Rhona, our hostess back at the Lincoln Community School of Accra, made the reservations for us. She knew that the place would be a perfect site to recharge off the grid so to speak after a couple whirlwind weeks in Africa. Especially after our misadventures and misconnections trying to get to Ghana in the first place from Nigeria the relative tranquility of the gold coast was welcome respite.
Consider, we had no way of knowing if our messages to Rhona about our delay in Lagos had even got to her, our relief to see her placidly sitting in the arrival lounge of Accra international. The calm of the airport compared to the bubbling cauldron Lagos couldn’t have been more disparate.

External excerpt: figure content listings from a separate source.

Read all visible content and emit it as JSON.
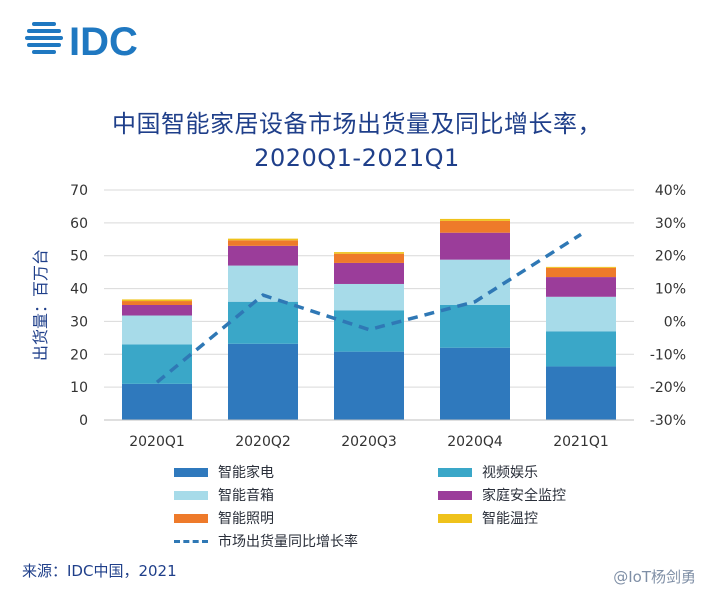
{
  "logo_text": "IDC",
  "title_line1": "中国智能家居设备市场出货量及同比增长率，",
  "title_line2": "2020Q1-2021Q1",
  "source": "来源：IDC中国，2021",
  "watermark": "@IoT杨剑勇",
  "colors": {
    "smart_appliance": "#2f79bd",
    "video_entertainment": "#3aa7c8",
    "smart_speaker": "#a7dbe9",
    "home_security": "#9b3d9a",
    "smart_lighting": "#ee7a2a",
    "smart_temp": "#efc21b",
    "growth_line": "#2f78b5",
    "title": "#1f3f8a"
  },
  "chart_data": {
    "type": "bar",
    "stacked": true,
    "categories": [
      "2020Q1",
      "2020Q2",
      "2020Q3",
      "2020Q4",
      "2021Q1"
    ],
    "series": [
      {
        "name": "智能家电",
        "values": [
          11,
          23.2,
          20.8,
          22,
          16.3
        ]
      },
      {
        "name": "视频娱乐",
        "values": [
          12,
          12.8,
          12.6,
          13,
          10.7
        ]
      },
      {
        "name": "智能音箱",
        "values": [
          8.8,
          11,
          8,
          13.8,
          10.5
        ]
      },
      {
        "name": "家庭安全监控",
        "values": [
          3.2,
          6,
          6.4,
          8.2,
          6
        ]
      },
      {
        "name": "智能照明",
        "values": [
          1.2,
          1.7,
          2.8,
          3.6,
          2.8
        ]
      },
      {
        "name": "智能温控",
        "values": [
          0.5,
          0.5,
          0.5,
          0.6,
          0.3
        ]
      }
    ],
    "line_series": {
      "name": "市场出货量同比增长率",
      "values": [
        -18.5,
        8,
        -2.5,
        6,
        26.5
      ]
    },
    "ylabel": "出货量：百万台",
    "ylim": [
      0,
      70
    ],
    "yticks": [
      0,
      10,
      20,
      30,
      40,
      50,
      60,
      70
    ],
    "y2lim": [
      -30,
      40
    ],
    "y2ticks": [
      "-30%",
      "-20%",
      "-10%",
      "0%",
      "10%",
      "20%",
      "30%",
      "40%"
    ],
    "grid": true,
    "legend_position": "bottom"
  }
}
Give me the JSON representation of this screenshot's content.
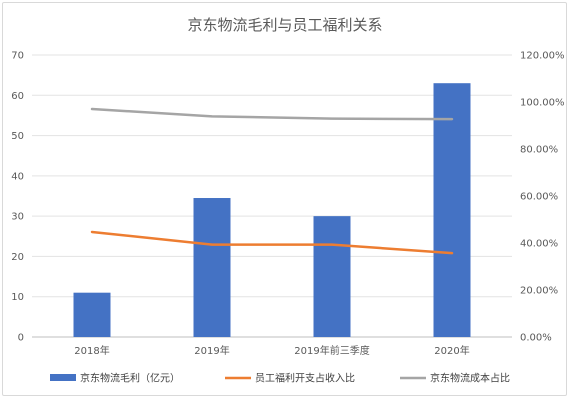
{
  "chart_data": {
    "type": "bar",
    "title": "京东物流毛利与员工福利关系",
    "categories": [
      "2018年",
      "2019年",
      "2019年前三季度",
      "2020年"
    ],
    "series": [
      {
        "name": "京东物流毛利（亿元）",
        "type": "bar",
        "axis": "left",
        "color": "#4472C4",
        "values": [
          11,
          34.5,
          30,
          63
        ]
      },
      {
        "name": "员工福利开支占收入比",
        "type": "line",
        "axis": "right",
        "color": "#ED7D31",
        "values": [
          0.447,
          0.393,
          0.393,
          0.357
        ]
      },
      {
        "name": "京东物流成本占比",
        "type": "line",
        "axis": "right",
        "color": "#A5A5A5",
        "values": [
          0.97,
          0.939,
          0.929,
          0.927
        ]
      }
    ],
    "y_left": {
      "ylim": [
        0,
        70
      ],
      "ticks": [
        "0",
        "10",
        "20",
        "30",
        "40",
        "50",
        "60",
        "70"
      ]
    },
    "y_right": {
      "ylim": [
        0,
        1.2
      ],
      "ticks": [
        "0.00%",
        "20.00%",
        "40.00%",
        "60.00%",
        "80.00%",
        "100.00%",
        "120.00%"
      ]
    },
    "grid": true,
    "legend_position": "bottom"
  }
}
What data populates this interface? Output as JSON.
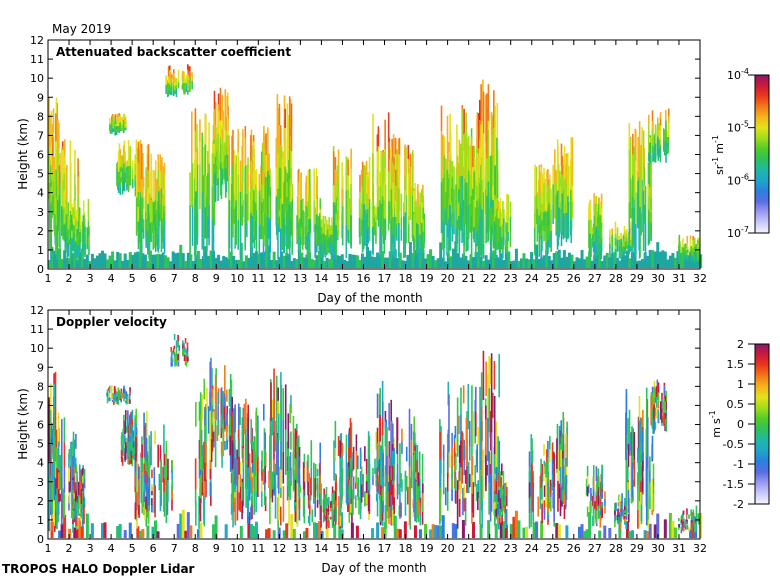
{
  "header": {
    "period": "May 2019",
    "footer": "TROPOS HALO Doppler Lidar"
  },
  "palette": [
    "#f4f4ff",
    "#c9c9ff",
    "#9a9af2",
    "#5a6ee0",
    "#2a7fe0",
    "#1fa6c8",
    "#1fb8a8",
    "#2ec25a",
    "#52cc2a",
    "#a0dd1a",
    "#e2e21a",
    "#f5b41a",
    "#f27a1a",
    "#ea3a1a",
    "#cc1a3a",
    "#8a1a6a"
  ],
  "chart_data": [
    {
      "type": "heatmap",
      "title": "Attenuated backscatter coefficient",
      "xlabel": "Day of the month",
      "ylabel": "Height (km)",
      "xlim": [
        1,
        32
      ],
      "ylim": [
        0,
        12
      ],
      "xticks": [
        "1",
        "2",
        "3",
        "4",
        "5",
        "6",
        "7",
        "8",
        "9",
        "10",
        "11",
        "12",
        "13",
        "14",
        "15",
        "16",
        "17",
        "18",
        "19",
        "20",
        "21",
        "22",
        "23",
        "24",
        "25",
        "26",
        "27",
        "28",
        "29",
        "30",
        "31",
        "32"
      ],
      "yticks": [
        "0",
        "1",
        "2",
        "3",
        "4",
        "5",
        "6",
        "7",
        "8",
        "9",
        "10",
        "11",
        "12"
      ],
      "colorbar": {
        "scale": "log",
        "units_label": "sr-1 m-1",
        "units": {
          "a": "sr",
          "a_exp": "-1",
          "b": "m",
          "b_exp": "-1"
        },
        "min": "1e-7",
        "max": "1e-4",
        "ticks": [
          {
            "base": "10",
            "exp": "-4",
            "frac": 1.0
          },
          {
            "base": "10",
            "exp": "-5",
            "frac": 0.6667
          },
          {
            "base": "10",
            "exp": "-6",
            "frac": 0.3333
          },
          {
            "base": "10",
            "exp": "-7",
            "frac": 0.0
          }
        ]
      },
      "cloud_events": [
        {
          "day": 1.2,
          "top_km": 9.0,
          "base_km": 0.2,
          "peak": 0.75
        },
        {
          "day": 1.9,
          "top_km": 6.8,
          "base_km": 0.3,
          "peak": 0.7
        },
        {
          "day": 2.4,
          "top_km": 4.0,
          "base_km": 0.5,
          "peak": 0.55
        },
        {
          "day": 4.3,
          "top_km": 8.2,
          "base_km": 7.0,
          "peak": 0.65
        },
        {
          "day": 4.8,
          "top_km": 7.0,
          "base_km": 3.8,
          "peak": 0.7
        },
        {
          "day": 5.5,
          "top_km": 7.0,
          "base_km": 0.5,
          "peak": 0.8
        },
        {
          "day": 6.2,
          "top_km": 6.2,
          "base_km": 0.8,
          "peak": 0.75
        },
        {
          "day": 7.2,
          "top_km": 10.8,
          "base_km": 9.0,
          "peak": 0.9
        },
        {
          "day": 8.3,
          "top_km": 8.5,
          "base_km": 0.5,
          "peak": 0.65
        },
        {
          "day": 9.2,
          "top_km": 9.5,
          "base_km": 3.5,
          "peak": 0.8
        },
        {
          "day": 10.1,
          "top_km": 7.5,
          "base_km": 0.5,
          "peak": 0.7
        },
        {
          "day": 11.1,
          "top_km": 7.6,
          "base_km": 0.5,
          "peak": 0.7
        },
        {
          "day": 12.2,
          "top_km": 9.2,
          "base_km": 0.5,
          "peak": 0.75
        },
        {
          "day": 13.3,
          "top_km": 5.3,
          "base_km": 0.5,
          "peak": 0.6
        },
        {
          "day": 14.3,
          "top_km": 2.8,
          "base_km": 0.5,
          "peak": 0.5
        },
        {
          "day": 15.0,
          "top_km": 6.6,
          "base_km": 0.5,
          "peak": 0.7
        },
        {
          "day": 16.2,
          "top_km": 6.0,
          "base_km": 0.8,
          "peak": 0.75
        },
        {
          "day": 17.0,
          "top_km": 8.3,
          "base_km": 0.5,
          "peak": 0.8
        },
        {
          "day": 17.8,
          "top_km": 7.0,
          "base_km": 0.5,
          "peak": 0.75
        },
        {
          "day": 18.6,
          "top_km": 5.0,
          "base_km": 0.5,
          "peak": 0.65
        },
        {
          "day": 20.2,
          "top_km": 8.6,
          "base_km": 0.5,
          "peak": 0.7
        },
        {
          "day": 21.1,
          "top_km": 9.0,
          "base_km": 0.5,
          "peak": 0.8
        },
        {
          "day": 21.9,
          "top_km": 10.0,
          "base_km": 0.5,
          "peak": 0.85
        },
        {
          "day": 22.5,
          "top_km": 4.0,
          "base_km": 0.5,
          "peak": 0.5
        },
        {
          "day": 24.5,
          "top_km": 5.5,
          "base_km": 0.5,
          "peak": 0.6
        },
        {
          "day": 25.4,
          "top_km": 7.0,
          "base_km": 1.0,
          "peak": 0.7
        },
        {
          "day": 27.0,
          "top_km": 4.0,
          "base_km": 0.5,
          "peak": 0.65
        },
        {
          "day": 28.2,
          "top_km": 2.5,
          "base_km": 0.5,
          "peak": 0.6
        },
        {
          "day": 29.1,
          "top_km": 8.3,
          "base_km": 0.5,
          "peak": 0.7
        },
        {
          "day": 30.0,
          "top_km": 8.5,
          "base_km": 5.5,
          "peak": 0.75
        },
        {
          "day": 31.5,
          "top_km": 1.8,
          "base_km": 0.3,
          "peak": 0.55
        }
      ]
    },
    {
      "type": "heatmap",
      "title": "Doppler velocity",
      "xlabel": "Day of the month",
      "ylabel": "Height (km)",
      "xlim": [
        1,
        32
      ],
      "ylim": [
        0,
        12
      ],
      "xticks": [
        "1",
        "2",
        "3",
        "4",
        "5",
        "6",
        "7",
        "8",
        "9",
        "10",
        "11",
        "12",
        "13",
        "14",
        "15",
        "16",
        "17",
        "18",
        "19",
        "20",
        "21",
        "22",
        "23",
        "24",
        "25",
        "26",
        "27",
        "28",
        "29",
        "30",
        "31",
        "32"
      ],
      "yticks": [
        "0",
        "1",
        "2",
        "3",
        "4",
        "5",
        "6",
        "7",
        "8",
        "9",
        "10",
        "11",
        "12"
      ],
      "colorbar": {
        "scale": "linear",
        "units_label": "m s-1",
        "units": {
          "a": "m",
          "b": "s",
          "b_exp": "-1"
        },
        "min": -2,
        "max": 2,
        "ticks": [
          "2",
          "1.5",
          "1",
          "0.5",
          "0",
          "-0.5",
          "-1",
          "-1.5",
          "-2"
        ]
      }
    }
  ]
}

Off we go to Rhona’s place for a quick cup of coffee, a banana shake, some toast and conversation then into the air conditioned car which whisks us to the beach. And here you find us – ready to visit school tomorrow and start working with the students and teachers of Lincoln Community.
Find the crab.
Enjoy the pics.
And here is you answer:
African Fruit bats, they would begin beeping (they really do sound like a smoke detector or a travel alarm) and calling at dusk then again at 4am as they returned to their roosts in the tree outside of our bungalow. Unique, but still a bit early for a wake up call.